= Robert Czakó Mural =

Painting in Alice Springs, Northern Territory, Australia

The Robert Czakó Mural is a mural painting at St. Mary's Hostel in Alice Springs in the Northern Territory of Australia. It was painted by Hungarian Artist Robert Czakó in 1958. The mural depicts 22 biblical scenes and characters while also incorporating people living at the hostel at that time.

== Background ==

In 1958, the superintendent of St Mary's Hostel, Captain Colin Steep, was driving back to the hostel when he passed Czakó painting the local scenery, including Pitchi Richi Sanctuary, and was very impressed with him as a painter and also for his likeable demeanour. Steep invited him home for tea and, ultimately, asked him to stay and allowed him to set up a studio in one of the sheds.

The children at St. Mary's found his name difficult to pronounce and the nicknamed him "Mr Charcoal".

Following prayers in the chapel one evening Czakó was very excited and said that he had visualised a large mural for the space and said that he would paint in, free of charge, if his supplies were provided. After the wall was prepared Czakó spent a few weeks panning and then only six weeks to paint the mural in full.

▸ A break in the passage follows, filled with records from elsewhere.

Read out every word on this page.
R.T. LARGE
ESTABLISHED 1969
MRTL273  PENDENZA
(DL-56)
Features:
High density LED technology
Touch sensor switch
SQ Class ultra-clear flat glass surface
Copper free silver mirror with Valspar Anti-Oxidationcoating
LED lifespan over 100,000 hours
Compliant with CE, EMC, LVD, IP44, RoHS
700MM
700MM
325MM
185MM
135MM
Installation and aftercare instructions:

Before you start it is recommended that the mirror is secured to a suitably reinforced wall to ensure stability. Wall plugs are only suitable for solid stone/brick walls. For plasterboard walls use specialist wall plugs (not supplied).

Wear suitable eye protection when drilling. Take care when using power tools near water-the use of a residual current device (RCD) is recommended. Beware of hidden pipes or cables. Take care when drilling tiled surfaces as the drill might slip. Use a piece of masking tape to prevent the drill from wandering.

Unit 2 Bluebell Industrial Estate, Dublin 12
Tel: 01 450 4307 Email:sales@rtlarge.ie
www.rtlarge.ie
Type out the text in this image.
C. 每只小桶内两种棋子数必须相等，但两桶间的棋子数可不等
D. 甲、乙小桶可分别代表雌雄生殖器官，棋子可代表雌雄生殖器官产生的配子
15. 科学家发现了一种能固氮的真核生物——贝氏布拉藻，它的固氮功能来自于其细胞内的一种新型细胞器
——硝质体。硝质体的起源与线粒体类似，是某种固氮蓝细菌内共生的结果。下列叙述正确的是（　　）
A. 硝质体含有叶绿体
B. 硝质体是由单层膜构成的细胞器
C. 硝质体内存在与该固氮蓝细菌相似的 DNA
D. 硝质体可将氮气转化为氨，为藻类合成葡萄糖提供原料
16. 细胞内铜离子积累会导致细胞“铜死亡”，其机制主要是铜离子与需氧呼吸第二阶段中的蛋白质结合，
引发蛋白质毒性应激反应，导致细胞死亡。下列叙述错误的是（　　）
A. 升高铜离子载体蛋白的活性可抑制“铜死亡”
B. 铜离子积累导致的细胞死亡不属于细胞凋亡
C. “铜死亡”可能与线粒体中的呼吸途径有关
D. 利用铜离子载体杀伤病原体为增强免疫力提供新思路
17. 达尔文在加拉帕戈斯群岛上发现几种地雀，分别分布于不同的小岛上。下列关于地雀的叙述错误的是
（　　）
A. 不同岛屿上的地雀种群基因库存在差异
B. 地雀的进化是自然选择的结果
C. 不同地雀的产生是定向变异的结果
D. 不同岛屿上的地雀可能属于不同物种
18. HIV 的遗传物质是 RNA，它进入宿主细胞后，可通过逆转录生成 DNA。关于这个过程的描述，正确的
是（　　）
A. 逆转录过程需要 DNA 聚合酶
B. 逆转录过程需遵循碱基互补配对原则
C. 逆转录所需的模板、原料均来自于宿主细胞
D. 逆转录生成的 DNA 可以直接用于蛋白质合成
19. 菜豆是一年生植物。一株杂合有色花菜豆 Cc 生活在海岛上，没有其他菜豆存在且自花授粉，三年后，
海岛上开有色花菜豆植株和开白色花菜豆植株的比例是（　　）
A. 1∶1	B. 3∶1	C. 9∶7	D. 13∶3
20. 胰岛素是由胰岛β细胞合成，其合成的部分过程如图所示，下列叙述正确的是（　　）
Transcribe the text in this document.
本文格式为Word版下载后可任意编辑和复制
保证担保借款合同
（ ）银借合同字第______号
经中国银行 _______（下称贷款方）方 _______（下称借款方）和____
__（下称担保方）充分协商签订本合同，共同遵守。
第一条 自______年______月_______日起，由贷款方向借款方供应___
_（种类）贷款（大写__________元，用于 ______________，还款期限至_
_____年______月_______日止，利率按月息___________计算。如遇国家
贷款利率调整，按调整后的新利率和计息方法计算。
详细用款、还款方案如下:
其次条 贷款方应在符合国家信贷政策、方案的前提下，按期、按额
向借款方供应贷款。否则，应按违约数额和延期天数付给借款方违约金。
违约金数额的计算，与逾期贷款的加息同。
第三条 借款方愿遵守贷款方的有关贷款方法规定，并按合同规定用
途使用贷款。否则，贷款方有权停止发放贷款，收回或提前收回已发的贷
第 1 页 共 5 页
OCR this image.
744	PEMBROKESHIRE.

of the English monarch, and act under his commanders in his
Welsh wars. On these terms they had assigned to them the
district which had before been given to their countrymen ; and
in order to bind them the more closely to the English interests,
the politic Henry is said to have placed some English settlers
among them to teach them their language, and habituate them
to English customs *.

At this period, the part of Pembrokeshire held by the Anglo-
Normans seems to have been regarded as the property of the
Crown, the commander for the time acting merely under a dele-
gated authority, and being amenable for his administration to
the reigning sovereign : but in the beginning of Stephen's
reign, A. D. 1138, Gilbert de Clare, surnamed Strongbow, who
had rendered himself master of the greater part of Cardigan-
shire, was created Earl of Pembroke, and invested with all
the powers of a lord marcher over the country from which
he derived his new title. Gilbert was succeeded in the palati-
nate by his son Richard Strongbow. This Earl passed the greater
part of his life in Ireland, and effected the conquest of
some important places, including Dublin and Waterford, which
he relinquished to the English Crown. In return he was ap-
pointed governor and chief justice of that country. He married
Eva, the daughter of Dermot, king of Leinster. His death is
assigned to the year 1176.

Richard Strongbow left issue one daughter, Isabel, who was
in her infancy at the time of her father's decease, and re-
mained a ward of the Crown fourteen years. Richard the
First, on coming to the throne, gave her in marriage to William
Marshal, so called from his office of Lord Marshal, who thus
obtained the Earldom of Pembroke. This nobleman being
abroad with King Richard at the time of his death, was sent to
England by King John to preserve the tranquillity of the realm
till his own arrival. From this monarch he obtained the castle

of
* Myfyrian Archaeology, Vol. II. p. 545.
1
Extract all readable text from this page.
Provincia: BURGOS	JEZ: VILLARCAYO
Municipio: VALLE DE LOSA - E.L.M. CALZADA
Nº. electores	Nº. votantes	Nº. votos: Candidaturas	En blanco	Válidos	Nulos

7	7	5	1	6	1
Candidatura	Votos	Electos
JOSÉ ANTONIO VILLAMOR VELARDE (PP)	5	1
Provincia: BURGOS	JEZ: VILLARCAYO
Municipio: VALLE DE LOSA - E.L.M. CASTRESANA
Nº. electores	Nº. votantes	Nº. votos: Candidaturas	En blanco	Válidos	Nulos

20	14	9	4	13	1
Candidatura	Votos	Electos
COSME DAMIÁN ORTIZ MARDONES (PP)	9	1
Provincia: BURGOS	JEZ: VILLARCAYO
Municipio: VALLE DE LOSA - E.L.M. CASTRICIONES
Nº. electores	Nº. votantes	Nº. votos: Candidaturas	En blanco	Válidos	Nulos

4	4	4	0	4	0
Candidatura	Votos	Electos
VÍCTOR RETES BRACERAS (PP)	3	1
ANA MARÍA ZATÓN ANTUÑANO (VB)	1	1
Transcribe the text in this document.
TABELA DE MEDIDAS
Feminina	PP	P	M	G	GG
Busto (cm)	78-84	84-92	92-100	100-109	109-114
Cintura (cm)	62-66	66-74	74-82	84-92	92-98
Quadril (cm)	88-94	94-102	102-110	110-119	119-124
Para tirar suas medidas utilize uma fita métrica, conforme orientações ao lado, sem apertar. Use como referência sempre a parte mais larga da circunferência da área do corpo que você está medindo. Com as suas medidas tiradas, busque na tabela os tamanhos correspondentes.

A picture of the mural is available on Territory Stories.

== The Mural ==

The mural depicts 22 scenes:

1. The nativity scene
2. Jesus in the temple
3. Gethsemane
4. Pilate washes his hands
5. The soldiers put a scarlet robe on Jesus
6. Christ carrying the cross
7. The angel at the tomb
8. The Ascension
9. Pentecost
10. St. John writing with a quill
11. The four beasts behind John
12. The Four Horsemen with their horses
13. Bodies and skeletons
14. [As Above]
15. The bottomless pit
16. The resurrection of bodies
17. St. Michael slaying the dragon
18. The woman ascending into heaven
19. Three Jewish prophets from The Old Testament
20. The seven saints, new testament and history
  - St. John the Baptist
  - St. George; patron saint of England
  - St. Elizabeth of Hungary
  - St. Joan of Arc; the maid of New Orleans
  - St. Francis of Assisi; founder of the Franciscan order
  - St. Patrick; the patron saint of Ireland
  - St. Peter
21. The Church
22. The large group of people; this scene is used by Czakó to relate to the picture of the Pentecost where the Holy Spirit, in the form of a dove, came to the Virgin Mary and the 11 apostles and they began to speak in different tongues and it shows people from around the world as well as more people from the hostel including:
  - Captain Colin Steep; the superintendent who was depicted wearing an ordained ministers cassock (which he was not) and Czakó, correctly, said he would be one day.
  - Norah Thompson; the cook at the hostel was depicted in a wheelchair with a guard dog in reference to her hating dogs. Again, strangely, Thompson would one day require a wheelchair.
  - Ruth Richardson; Norah's sister who also worked at the hostel was depicted dressed as a barrister, which she had practised as earlier in her life (the sisters were both in their 70s and while on a holiday from England decided they would take jobs at the hostel).
  - Robert Czakó; Czakó depicted himself as an elderly blind man with a white beard. When asked why he painted himself this way he said that "he was unable to see the true value of things".

== Heritage Protection ==

The Robert Czakó Mural was listed on the Northern Territory Heritage Register in 2014.

Jose Petrick has been a long time researcher and advocate for the mural and published: The Robert Czakó Mural, St Mary's family services and beyond.

In July 2021 restoractions took place at the mural, led by Petrick, and supported by a NT Heritage Grant. Conservators and volunteers worked on the mural colour by colour.